1965 song by Neil Young

"Sugar Mountain" is a song by Canadian folk rock singer and composer Neil Young. Young composed the song on November 12, 1964, his 19th birthday, at the Victoria Hotel in Fort William, Ontario (now Thunder Bay), where he had been touring with his Winnipeg band the Squires. Its lyrics are reminiscences about his youth in Winnipeg, Manitoba.

== Releases ==
The first known recording of the song was made on December 15, 1965, for a demo record at Elektra Records in New York City; this version appears on the "Early Years" disc on The Archives Vol. 1 1963–1972. The first formal release was a recording of the song made on November 10, 1968, as part of a live performance at Canterbury House in Ann Arbor, Michigan. This recording was released as the B-side of Young's 1969 single "The Loner" (and again as the B-side of the "Cinnamon Girl" the following year), but was not collected on an album until the 3-LP compilation Decade was released in 1977. A CD/DVD release of recordings from the Canterbury House performance, Sugar Mountain - Live at Canterbury House 1968, was released November 25, 2008 as part of Young's ongoing Archives Performance Series; this release includes the first-ever stereo mix of "Sugar Mountain" itself.

Young recorded the song again in February 1969, as part of a series of live shows at the Riverboat in Toronto; this version is included in the 2009 Archives Performance Series release Live at the Riverboat 1969. Still another live rendition is included as the first track of Young's 1979 album Live Rust. The most recent live version is on the 2022 first release of his "Official Bootleg Series" Royce Hall recorded January 30, 1971.

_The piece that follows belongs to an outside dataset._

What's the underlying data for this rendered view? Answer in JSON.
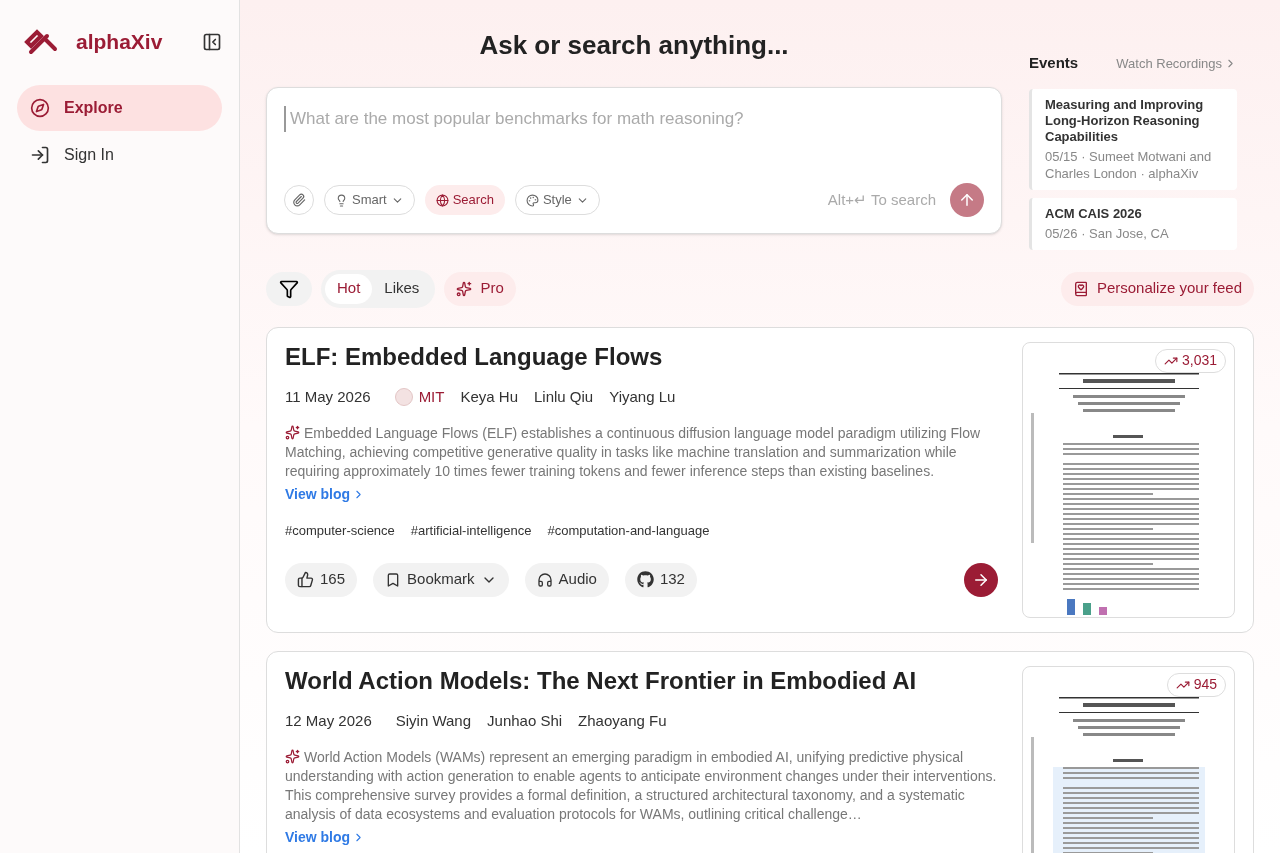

== Meaning of the lyrics ==
In a concert at the Albert Hall in London on October 29, 1970, Joni Mitchell, who was already friends with Young by the time he wrote this song, introduced her song "The Circle Game" with this speech:

Mitchell: "In 1965 I was up in Canada, and there was a friend of mine up there who had just left a rock'n'roll band (...) he had just newly turned 21 [actually Young had turned 19 in November 1964], and that meant he was no longer allowed into his favourite haunt, which was kind of a teeny-bopper club and once you're over 21 you couldn't get back in there anymore; so he was really feeling terrible because his girlfriends and everybody that he wanted to hang out with, his band could still go there, you know, but it's one of the things that drove him to become a folk singer was that he couldn't play in this club anymore. 'Cause he was over the hill. (...) So he wrote this song that was called "Oh to live on sugar mountain" which was a lament for his lost youth. (...) And I thought, God, you know, if we get to 21 and there's nothing after that, that's a pretty bleak future, so I wrote a song for him, and for myself just to give me some hope. It's called The Circle Game."

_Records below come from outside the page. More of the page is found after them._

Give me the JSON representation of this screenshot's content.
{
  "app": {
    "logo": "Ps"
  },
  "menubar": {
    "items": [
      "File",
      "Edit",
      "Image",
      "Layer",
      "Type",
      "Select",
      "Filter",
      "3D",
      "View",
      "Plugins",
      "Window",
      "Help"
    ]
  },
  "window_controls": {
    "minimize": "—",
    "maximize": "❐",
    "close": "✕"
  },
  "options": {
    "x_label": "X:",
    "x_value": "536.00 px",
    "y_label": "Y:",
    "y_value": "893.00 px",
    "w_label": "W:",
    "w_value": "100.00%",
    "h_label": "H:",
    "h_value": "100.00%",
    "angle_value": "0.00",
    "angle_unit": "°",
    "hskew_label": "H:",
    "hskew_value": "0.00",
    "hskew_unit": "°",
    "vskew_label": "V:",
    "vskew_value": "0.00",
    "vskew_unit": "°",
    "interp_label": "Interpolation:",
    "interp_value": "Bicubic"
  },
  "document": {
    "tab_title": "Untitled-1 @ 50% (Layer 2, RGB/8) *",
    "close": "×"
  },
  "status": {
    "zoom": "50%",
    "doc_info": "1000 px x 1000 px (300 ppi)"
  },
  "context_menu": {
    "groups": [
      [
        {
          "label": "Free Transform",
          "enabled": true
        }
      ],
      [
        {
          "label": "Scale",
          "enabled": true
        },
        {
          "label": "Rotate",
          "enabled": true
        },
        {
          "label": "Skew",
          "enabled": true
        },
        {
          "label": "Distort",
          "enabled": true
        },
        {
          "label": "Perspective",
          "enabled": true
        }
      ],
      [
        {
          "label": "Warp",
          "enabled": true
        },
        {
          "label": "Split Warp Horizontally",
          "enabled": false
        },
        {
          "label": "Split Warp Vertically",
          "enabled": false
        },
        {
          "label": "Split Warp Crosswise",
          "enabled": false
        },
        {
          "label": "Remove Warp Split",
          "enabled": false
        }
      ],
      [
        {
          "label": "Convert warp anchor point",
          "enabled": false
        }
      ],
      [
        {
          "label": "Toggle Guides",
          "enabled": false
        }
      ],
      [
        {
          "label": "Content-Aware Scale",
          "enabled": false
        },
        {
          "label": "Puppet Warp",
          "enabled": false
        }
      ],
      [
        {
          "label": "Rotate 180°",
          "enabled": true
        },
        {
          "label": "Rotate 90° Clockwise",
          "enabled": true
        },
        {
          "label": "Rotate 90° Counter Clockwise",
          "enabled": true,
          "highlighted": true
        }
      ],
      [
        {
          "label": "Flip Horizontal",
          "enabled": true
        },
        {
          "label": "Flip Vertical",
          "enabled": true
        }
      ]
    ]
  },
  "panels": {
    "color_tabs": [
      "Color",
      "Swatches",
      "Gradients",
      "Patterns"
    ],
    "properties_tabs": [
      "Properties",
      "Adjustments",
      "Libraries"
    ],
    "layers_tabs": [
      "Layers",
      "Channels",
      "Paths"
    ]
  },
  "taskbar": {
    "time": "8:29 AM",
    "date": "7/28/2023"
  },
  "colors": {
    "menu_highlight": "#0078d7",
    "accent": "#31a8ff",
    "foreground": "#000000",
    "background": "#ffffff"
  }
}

In February 1971 at the Dorothy Chandler Pavilion in Los Angeles, Young spoke at length about the lyrics. (The concert was released years later on archival album "1971 Journey Through the Past Solo Tour".) He says that when he first wrote the song, he wrote 126 verses to it.
Young: "Now, you can imagine that I had a lot of trouble figuring out what four verses to use... I was underneath the stairs at the time... Anyway, this verse that I wrote... It was the worst verse of the 126 that I wrote. So, I decided to put it in the song, just to give everybody a frame of reference as to, you know, what can happen. What I'm trying to say is, by stopping in the middle of the song, and explaining this to you, is that... I think it's one of the lamest verses I ever wrote. And, uhh...it takes a lotta nerve for me to get up here and sing it in front of you people. But, if when I'm finished singing, you sing the chorus 'Sugar Mountain' super loud, I'll just forget about it right away and we can continue."

He then continues with the "worst verse", about being "underneath the stairs... And [...] giving' back some glares, To the people that you met, And it's your first cigarette".